As the U.S. Conference of Catholic Bishops gets set to meet next month in Dallas to hammer out a policy on how to deal with priests who sexually abuse children, one Long Island rabbi is offering his help and empathy.
"We in the Jewish community feel the pain of the Catholic Church," said Rabbi Jeffrey Salkin of The Community Synagogue in Port Washington, L.I., and a vice president of the Long Island Board of Rabbis.
"We pray that God will continue to strengthen the faith of Catholics, and help the Church to heal itself. If there was a way to do so, the American rabbinate would consider it a privilege to help our colleagues in the Catholic clergy."

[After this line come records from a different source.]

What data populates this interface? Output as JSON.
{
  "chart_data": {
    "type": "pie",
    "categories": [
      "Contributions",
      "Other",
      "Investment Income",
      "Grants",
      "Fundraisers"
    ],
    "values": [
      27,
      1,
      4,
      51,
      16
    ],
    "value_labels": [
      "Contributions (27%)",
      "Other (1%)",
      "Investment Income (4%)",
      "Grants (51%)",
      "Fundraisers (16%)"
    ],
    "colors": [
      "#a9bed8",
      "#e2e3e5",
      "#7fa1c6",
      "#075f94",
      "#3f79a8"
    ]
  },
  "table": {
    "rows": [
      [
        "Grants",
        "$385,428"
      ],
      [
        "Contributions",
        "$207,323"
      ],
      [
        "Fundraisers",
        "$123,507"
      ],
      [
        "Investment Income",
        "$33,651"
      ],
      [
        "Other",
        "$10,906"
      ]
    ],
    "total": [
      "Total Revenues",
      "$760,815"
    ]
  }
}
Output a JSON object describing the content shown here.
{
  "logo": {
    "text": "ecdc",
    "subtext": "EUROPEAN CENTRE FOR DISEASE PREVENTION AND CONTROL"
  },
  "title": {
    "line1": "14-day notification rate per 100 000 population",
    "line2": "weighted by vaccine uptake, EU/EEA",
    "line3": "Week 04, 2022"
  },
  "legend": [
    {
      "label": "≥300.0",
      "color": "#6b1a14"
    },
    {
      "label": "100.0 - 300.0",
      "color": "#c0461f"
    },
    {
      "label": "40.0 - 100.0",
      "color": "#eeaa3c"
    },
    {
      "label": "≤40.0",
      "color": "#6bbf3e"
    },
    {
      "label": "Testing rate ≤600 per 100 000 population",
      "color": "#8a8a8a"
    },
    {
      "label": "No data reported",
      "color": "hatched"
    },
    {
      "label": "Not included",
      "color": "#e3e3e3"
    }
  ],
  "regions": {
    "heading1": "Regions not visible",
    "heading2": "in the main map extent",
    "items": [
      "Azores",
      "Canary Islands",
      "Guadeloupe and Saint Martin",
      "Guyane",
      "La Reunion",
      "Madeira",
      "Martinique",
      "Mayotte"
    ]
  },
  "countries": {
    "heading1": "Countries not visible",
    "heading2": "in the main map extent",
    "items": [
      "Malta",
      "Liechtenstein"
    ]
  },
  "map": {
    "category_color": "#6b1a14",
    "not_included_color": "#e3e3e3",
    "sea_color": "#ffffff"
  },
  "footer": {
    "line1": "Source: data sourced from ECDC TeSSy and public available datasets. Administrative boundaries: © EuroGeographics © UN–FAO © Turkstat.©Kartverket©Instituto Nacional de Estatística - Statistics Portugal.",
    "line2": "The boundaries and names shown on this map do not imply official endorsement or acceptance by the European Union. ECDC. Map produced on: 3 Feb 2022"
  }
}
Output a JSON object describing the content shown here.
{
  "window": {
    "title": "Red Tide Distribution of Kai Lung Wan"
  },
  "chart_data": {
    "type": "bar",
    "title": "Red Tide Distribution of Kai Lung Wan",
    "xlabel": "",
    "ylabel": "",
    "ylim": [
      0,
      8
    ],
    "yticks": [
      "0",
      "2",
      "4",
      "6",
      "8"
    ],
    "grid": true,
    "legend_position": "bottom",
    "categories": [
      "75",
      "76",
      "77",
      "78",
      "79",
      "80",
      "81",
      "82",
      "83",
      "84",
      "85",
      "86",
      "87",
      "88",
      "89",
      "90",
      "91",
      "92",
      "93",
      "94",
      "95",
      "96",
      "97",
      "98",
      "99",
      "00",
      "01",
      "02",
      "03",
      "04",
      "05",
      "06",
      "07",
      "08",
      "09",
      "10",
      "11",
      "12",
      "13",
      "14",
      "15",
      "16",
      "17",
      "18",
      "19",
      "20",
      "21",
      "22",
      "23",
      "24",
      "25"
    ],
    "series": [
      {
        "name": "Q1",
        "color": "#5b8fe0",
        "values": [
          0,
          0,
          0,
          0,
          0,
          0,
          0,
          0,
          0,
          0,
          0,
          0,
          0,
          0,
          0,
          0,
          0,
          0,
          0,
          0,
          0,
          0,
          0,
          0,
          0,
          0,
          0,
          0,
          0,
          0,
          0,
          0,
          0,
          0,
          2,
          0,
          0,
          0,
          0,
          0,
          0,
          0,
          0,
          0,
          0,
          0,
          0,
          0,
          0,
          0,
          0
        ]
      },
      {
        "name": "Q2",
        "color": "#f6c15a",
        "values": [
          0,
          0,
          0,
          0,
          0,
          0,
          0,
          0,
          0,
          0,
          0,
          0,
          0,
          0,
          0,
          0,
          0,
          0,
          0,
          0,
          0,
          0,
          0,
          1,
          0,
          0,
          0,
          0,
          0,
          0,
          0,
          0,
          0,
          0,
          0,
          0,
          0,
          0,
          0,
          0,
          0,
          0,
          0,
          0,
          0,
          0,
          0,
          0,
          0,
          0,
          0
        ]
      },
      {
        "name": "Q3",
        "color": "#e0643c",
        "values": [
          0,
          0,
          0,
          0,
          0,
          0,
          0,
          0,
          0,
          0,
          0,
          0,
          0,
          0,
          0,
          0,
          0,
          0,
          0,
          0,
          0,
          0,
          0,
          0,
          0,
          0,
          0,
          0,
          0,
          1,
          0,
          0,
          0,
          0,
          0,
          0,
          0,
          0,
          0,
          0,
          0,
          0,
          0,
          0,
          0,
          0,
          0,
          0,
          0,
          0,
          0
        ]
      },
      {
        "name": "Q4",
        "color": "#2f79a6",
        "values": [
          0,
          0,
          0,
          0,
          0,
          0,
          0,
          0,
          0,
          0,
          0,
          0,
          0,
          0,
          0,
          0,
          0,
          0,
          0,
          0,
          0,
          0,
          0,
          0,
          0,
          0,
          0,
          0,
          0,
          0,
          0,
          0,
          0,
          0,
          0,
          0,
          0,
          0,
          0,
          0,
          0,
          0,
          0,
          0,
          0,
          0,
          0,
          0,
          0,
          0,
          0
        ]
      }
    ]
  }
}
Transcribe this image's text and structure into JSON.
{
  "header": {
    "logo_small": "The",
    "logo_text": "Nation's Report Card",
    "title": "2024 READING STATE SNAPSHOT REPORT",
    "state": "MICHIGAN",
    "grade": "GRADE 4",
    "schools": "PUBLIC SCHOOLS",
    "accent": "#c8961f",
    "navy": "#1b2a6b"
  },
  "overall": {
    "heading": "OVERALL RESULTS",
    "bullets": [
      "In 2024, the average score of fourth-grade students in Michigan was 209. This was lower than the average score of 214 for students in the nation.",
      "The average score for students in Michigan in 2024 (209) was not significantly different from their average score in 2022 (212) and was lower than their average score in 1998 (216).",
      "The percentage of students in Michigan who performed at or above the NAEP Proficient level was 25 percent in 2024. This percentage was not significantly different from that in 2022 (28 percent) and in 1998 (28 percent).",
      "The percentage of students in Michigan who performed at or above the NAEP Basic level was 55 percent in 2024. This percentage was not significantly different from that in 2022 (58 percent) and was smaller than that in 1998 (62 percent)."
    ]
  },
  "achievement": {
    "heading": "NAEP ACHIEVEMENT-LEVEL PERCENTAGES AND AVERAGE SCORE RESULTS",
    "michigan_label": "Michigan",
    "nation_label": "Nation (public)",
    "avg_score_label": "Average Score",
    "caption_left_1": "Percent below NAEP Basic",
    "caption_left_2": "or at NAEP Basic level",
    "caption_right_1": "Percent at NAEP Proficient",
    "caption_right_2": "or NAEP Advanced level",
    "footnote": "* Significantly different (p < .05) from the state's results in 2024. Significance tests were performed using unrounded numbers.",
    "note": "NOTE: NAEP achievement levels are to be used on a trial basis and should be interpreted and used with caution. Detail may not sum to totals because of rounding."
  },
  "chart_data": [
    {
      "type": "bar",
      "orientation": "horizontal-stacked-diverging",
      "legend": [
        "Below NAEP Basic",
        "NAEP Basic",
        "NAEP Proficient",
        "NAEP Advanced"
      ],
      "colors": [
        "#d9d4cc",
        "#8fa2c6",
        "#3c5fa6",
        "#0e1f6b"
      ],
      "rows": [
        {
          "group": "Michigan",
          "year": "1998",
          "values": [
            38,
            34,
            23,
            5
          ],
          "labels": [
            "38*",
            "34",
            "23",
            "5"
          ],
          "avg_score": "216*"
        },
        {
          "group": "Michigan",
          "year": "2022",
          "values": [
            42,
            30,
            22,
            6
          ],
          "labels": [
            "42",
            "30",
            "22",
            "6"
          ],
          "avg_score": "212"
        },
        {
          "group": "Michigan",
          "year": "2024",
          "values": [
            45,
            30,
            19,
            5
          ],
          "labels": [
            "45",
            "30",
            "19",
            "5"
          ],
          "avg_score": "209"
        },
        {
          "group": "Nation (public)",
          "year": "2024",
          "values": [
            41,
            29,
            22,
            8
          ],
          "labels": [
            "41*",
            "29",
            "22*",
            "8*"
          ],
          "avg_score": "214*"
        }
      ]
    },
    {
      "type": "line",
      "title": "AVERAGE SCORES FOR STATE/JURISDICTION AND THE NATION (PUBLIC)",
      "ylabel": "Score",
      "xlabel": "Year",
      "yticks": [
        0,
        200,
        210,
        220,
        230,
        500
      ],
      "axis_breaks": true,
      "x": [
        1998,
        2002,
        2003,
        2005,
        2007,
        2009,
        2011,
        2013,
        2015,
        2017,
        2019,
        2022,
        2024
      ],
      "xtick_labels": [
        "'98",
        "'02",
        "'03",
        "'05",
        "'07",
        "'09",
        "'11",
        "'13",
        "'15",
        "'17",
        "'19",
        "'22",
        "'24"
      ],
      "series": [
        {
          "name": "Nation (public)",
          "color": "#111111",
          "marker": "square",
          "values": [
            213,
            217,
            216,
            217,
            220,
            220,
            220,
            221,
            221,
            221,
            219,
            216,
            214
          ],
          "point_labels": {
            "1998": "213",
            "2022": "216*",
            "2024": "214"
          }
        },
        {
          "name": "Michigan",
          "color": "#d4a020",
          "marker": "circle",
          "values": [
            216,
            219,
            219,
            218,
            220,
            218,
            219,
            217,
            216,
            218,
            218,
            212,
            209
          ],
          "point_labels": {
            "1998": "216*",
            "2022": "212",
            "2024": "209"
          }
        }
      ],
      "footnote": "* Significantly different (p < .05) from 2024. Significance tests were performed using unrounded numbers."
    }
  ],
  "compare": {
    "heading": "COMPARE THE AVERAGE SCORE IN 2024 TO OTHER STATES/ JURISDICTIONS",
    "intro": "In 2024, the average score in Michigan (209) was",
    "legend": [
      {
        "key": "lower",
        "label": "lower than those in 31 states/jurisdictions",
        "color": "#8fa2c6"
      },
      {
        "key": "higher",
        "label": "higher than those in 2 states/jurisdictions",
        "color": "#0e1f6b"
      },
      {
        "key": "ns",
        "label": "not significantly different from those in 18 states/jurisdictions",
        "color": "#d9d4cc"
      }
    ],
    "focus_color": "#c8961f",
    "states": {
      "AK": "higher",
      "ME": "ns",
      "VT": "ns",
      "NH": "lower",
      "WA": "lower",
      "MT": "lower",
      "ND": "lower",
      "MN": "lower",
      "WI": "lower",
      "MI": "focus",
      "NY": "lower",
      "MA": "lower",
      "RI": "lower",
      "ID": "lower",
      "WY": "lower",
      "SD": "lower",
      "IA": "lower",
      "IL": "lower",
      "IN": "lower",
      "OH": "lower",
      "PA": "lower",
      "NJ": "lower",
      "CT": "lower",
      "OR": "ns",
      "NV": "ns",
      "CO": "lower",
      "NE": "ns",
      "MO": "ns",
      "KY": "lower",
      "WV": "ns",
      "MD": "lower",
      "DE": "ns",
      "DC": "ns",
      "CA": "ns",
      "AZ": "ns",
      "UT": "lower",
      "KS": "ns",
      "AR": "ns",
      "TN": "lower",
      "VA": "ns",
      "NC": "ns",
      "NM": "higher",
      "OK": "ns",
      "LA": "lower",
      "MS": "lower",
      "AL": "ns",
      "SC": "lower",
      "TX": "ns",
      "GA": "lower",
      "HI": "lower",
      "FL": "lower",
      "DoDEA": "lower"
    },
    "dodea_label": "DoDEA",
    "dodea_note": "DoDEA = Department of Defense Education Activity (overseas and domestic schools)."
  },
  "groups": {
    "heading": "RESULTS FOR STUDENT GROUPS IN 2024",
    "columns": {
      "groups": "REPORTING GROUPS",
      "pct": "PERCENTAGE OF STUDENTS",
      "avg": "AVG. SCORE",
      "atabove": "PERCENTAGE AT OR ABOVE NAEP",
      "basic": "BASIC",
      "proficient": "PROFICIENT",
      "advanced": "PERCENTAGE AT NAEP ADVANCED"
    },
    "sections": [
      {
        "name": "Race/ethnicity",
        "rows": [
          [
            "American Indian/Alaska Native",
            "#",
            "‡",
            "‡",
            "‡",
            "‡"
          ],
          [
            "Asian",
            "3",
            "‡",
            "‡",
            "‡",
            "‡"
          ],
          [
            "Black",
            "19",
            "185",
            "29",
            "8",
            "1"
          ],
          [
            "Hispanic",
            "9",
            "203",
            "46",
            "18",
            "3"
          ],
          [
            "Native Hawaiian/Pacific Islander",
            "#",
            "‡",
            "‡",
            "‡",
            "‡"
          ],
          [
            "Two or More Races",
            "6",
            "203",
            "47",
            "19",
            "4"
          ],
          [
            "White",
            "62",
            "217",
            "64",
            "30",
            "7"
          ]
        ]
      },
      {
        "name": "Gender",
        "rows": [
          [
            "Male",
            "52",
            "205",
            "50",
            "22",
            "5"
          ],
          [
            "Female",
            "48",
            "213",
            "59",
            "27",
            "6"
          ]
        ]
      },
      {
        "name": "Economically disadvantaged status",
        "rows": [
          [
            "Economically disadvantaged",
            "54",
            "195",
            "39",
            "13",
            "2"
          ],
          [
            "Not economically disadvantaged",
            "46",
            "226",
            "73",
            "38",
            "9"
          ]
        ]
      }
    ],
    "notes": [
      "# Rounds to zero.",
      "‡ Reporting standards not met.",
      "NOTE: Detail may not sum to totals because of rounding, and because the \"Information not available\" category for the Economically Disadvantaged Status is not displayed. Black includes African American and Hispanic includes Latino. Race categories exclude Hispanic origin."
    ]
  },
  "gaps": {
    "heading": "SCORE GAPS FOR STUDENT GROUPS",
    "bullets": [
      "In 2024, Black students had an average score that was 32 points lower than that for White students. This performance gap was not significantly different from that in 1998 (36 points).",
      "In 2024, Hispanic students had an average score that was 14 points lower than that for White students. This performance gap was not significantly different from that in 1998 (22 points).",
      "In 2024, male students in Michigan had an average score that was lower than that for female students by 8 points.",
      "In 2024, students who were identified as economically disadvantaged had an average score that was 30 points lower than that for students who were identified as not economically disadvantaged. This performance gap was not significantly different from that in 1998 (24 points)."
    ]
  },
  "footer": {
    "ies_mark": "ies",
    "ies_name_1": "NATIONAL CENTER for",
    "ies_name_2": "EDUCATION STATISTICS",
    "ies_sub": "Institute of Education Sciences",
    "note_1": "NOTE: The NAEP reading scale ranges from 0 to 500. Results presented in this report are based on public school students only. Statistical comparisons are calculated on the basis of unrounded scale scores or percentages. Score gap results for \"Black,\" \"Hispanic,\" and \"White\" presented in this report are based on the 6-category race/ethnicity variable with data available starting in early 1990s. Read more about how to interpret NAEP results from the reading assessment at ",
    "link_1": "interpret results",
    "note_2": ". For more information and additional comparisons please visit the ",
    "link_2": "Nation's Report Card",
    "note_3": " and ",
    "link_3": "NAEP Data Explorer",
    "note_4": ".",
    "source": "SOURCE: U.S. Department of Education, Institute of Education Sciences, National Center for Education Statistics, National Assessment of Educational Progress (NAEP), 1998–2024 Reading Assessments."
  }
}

Rabbi Salkin spoke recently at a dedication of a Yom HaShoah menorah being placed permanently at the Seminary of the Immaculate Conception in Huntington.
Last week, Pope John Paul II and a delegation of American cardinals grappled with the Church’s national priest sexual abuse scandal. The meeting resulted in what some were calling a mixed message: A "zero-tolerance" policy toward new offenses but a less-clear approach to those guilty of a few past offenses.
Observers are looking to the Dallas meeting to resolve the two messages.
Rabbi Salkin, who holds a doctor of ministry degree from Princeton Theological Seminary, said, "because there were Catholic priests in [the Princeton] program, we had some very heartfelt discussion of celibacy. While it is clearly something outside the boundaries of Jewish practice, I came to understand the sacrifices involved in this choice."
Rabbi Salkin said "the issue goes beyond pedophilia. On its basic level, it revolves around transference and counter-transference of power," which he defined as when a congregant relates to the pastor in a way that inappropriately replicates other relationships in the congregant’s life, or when the pastor inappropriately plays out a relationship from somewhere else in his life."
He said the issue crosses religions, and clerics of all faiths could benefit by tackling the issue together.